Все молча следили за тем, как она подходит, а когда увидели в её руках мешочек с деньгами, то лица мужчин вспыхнули торжеством. Они стали переглядываться, подавать друг другу знаки, а кто-то из женщин, сообразив, что мужчины довольны, льстиво захихикала.
— Хочу напомнить вам кое о чём.
Выпрямившись, Полина встала перед людьми и, приподняв подбородок, умудрилась смотреть на всех сверху вниз.
— Я обеспечила вас дорогим инструментом, а это приличное вложение денег.
Она сделала паузу и медленно обвела всех требовательным взглядом. Ей необходимо было вбить эту мысль им в голову.

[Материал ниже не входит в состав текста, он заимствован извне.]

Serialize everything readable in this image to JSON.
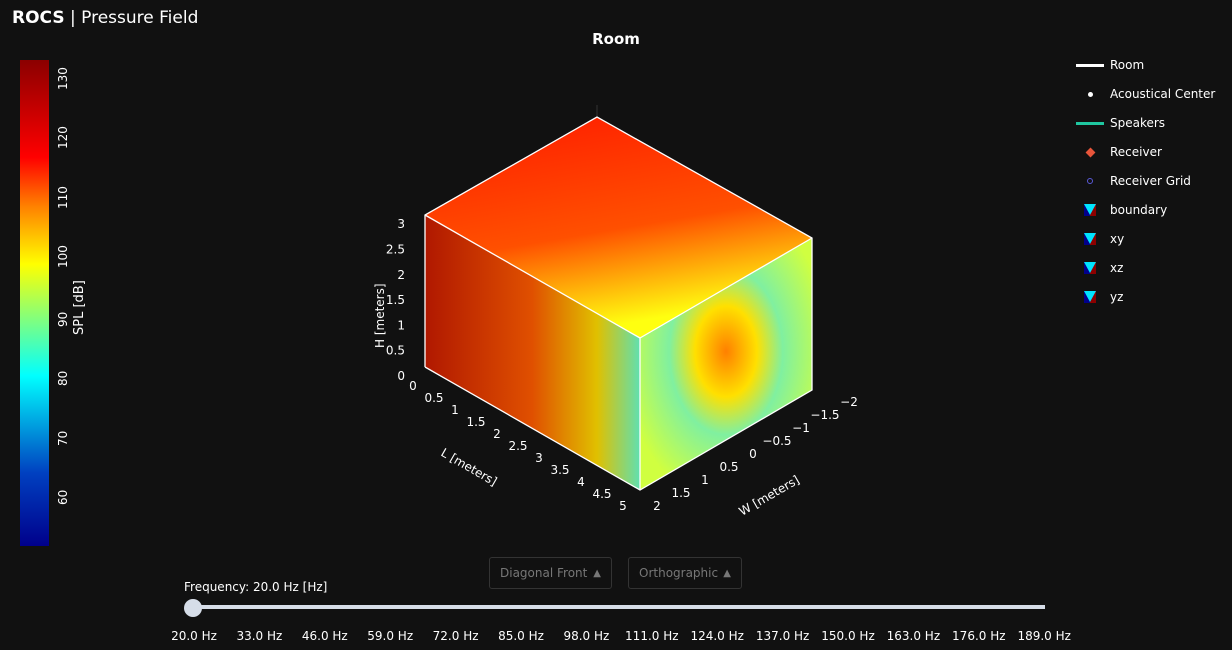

— Никто из вас ни медяшки не заплатил моему человеку за то, что он научил вас работать с камнем; показал, как правильно возводить дома, ставить печи вместо очагов и окна; мастерить тележки и работать с подъёмником. Я уже не говорю о том, как дорого стоят все те расчёты, которые были произведены для создания схода к воде.
Полина опять замолчала, а потом с усмешкой добавила:
— Думаете, я не видела, как в стороне кто-то пробовал сделать спуск? Три грубых крутых ступеньки и всё, — она развела руками, показывая, что энтузиазм неведомого строителя иссяк.
— Это дед Дорофеича делал, да не получилось у него, — выкрикнул кто-то из молодых, а другой подхватил: — вроде просто, а не подгадать, как надо!
— Да и нечем, — добавил всё тот же молодой.
— Теперь напомню вам, что я уже заплатила за вашу работу и кое-кто остался мне должен ещё за те окна, что получили.
Напоминание о плате не понравилось людям, а Полине стало обидно за отца, который корячился с тяжелеными плитами, перетаскивая их с места на места при погрузке. И ведь она не упомянула ещё о том, что добытый селянами камень, из которого они поставили дома старшим сыновьям, принадлежит ей.
Землевладельцы обычно запрещают арендаторам охотиться в лесу, пилить дрова, потому что это их собственность, которая стоит денег и может в любой момент быть выставлена на продажу, а камень Скальной гряды — такая же собственность Полины.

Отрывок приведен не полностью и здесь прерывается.